Yukarıda açıklanan bu yasa değişiklikleri birlikte değerlendirildiğinde; Enerji Piyasası Düzenleme Kurumu kararlarına dayanılarak alınmış olan ve dava konusu yapılan bedeller ile ilgili olarak açılan ve halen derdest olan davalar, bu yasa değişikliklerinin yürürlüğe girmesiyle birlikte konusuz kalmıştır.
Bu noktada uyuşmazlık; davalının, davanın açılmasına sebebiyet verip vermediği, bu bağlamda davacı yararına vekalet ücretine hükmedilmesinin gerekip gerekmediği noktasında toplanmaktadır.
Yargılama harç ve giderleri, kural olarak davada haksız çıkan tarafa, eş söyleyişle aleyhine hüküm verilen tarafa yükletilir (HMK m. 326/I). Bu cümleden olarak, davayı kazanan taraf, davayı bir vekil aracılığı ile takip etmişse, haksız çıkan taraf, yargılama gideri olarak vekalet ücreti ödemeye de mahkum edilir (HMK m. 323/1-ğ).

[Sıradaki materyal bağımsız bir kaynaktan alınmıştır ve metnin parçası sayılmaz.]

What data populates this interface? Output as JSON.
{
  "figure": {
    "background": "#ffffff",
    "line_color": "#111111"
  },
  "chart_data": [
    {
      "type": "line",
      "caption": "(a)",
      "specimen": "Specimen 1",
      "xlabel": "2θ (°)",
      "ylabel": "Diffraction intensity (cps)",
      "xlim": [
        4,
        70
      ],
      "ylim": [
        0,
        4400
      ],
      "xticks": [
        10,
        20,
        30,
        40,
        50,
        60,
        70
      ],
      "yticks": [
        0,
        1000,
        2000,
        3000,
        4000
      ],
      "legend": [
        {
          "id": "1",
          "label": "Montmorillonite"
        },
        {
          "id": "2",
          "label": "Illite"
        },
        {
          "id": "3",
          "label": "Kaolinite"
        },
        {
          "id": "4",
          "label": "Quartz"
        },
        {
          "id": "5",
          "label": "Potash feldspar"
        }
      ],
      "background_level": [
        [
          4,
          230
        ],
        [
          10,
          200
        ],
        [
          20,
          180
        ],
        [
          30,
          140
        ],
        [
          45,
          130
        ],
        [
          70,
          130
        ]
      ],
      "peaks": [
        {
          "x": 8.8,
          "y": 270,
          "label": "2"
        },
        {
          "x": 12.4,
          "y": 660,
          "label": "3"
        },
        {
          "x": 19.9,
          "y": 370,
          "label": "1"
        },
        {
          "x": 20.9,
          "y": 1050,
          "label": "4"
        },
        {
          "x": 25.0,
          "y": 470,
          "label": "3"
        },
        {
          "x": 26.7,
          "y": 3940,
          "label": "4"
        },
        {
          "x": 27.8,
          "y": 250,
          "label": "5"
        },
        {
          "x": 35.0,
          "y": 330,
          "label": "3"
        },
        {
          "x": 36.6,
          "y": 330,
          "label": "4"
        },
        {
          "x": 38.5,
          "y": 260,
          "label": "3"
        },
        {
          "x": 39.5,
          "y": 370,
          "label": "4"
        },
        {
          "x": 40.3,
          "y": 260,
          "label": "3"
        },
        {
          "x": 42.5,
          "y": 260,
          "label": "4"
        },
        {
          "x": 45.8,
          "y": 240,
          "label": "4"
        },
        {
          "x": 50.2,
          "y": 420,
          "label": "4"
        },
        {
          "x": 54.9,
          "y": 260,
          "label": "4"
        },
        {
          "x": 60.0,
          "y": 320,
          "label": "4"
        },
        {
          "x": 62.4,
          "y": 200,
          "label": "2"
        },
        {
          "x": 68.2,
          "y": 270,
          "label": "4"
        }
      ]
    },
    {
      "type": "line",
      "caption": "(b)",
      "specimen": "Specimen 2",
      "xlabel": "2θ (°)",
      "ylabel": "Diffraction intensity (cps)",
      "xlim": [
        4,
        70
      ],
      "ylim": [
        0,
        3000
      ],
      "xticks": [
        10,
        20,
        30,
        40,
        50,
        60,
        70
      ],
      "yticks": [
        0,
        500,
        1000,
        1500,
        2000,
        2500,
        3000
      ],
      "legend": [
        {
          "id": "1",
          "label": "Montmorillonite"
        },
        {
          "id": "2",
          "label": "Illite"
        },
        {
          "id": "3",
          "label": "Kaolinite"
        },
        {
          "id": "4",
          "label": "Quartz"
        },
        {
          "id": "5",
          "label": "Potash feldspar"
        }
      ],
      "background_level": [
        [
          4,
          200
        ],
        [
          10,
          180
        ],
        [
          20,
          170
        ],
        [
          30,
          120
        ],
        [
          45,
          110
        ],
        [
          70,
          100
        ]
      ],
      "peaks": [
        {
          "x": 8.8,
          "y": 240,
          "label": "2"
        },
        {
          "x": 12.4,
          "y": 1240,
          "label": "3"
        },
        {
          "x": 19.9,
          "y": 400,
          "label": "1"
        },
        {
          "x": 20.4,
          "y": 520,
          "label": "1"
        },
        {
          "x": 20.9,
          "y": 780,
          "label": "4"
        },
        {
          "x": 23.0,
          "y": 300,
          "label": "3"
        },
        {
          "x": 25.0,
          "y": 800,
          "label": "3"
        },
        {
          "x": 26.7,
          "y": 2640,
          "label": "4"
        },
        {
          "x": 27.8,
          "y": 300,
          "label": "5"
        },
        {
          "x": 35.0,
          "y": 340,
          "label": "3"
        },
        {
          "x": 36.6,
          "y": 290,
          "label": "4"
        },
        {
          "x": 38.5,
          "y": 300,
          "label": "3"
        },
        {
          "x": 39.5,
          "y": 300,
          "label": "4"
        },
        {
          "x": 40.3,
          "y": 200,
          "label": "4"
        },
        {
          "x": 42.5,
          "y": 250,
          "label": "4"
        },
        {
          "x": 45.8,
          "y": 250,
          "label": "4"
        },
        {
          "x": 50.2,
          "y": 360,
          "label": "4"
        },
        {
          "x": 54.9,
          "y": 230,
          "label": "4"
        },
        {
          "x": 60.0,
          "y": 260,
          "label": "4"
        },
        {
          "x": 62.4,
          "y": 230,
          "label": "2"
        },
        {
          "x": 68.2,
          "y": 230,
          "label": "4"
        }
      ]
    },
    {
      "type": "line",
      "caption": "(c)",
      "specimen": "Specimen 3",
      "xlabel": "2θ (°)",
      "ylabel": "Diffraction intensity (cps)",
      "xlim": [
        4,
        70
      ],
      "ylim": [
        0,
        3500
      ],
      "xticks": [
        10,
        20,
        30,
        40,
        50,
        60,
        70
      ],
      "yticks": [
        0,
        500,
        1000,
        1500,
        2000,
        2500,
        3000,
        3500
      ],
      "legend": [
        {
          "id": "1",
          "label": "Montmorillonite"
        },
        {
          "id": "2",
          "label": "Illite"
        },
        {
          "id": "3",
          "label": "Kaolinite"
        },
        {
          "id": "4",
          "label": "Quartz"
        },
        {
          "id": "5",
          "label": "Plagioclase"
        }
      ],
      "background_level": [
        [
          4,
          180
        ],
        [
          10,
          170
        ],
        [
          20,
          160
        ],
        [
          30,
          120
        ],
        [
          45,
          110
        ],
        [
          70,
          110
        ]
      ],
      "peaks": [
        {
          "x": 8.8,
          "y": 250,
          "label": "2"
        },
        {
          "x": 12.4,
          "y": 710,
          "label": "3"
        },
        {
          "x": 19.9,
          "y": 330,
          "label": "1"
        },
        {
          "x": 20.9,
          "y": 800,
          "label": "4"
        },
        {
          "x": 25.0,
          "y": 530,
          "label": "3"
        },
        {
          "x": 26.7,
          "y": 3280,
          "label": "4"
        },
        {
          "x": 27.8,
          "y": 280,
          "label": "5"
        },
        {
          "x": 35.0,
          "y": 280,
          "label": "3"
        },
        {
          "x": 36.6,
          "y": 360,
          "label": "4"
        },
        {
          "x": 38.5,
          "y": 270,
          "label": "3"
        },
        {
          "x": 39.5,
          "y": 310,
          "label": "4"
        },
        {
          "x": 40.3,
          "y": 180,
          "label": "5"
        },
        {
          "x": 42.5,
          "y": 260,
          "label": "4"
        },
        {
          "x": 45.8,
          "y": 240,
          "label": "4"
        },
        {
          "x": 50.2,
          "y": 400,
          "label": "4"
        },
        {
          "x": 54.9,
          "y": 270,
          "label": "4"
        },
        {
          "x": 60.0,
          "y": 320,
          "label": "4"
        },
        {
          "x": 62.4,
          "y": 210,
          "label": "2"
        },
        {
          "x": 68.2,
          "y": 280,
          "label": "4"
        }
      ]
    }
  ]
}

Bir tarafın, dava açıldığı andaki mevzuata veya içtihat durumuna göre davasında veya savunmasında haklı olup da, dava açıldıktan sonra yürürlüğe giren yeni bir kanun hükmü veya yeni bir içtihadı birleştirme kararı gereğince davada haksız çıkmış olması halinde, yargılama giderlerine mahkum edilemeyeceği kuşkusuzdur.
Burada önemle vurgulanmalıdır ki, bir kimseye diğer tarafın dava giderlerinin yükletilmesinin nedeni, o kimsenin diğer tarafın gider yapmasına haksız olarak sebebiyet vermiş olmasıdır. İşte bu nedenledir ki, dava açıldığı anda haklı durumda bulunan tarafın, yargılama sırasında meydana gelen mevzuat değişikliği sonucu haksız duruma düşmesi halinde yargılama giderlerinden sorumlu tutulması olanaklı değildir.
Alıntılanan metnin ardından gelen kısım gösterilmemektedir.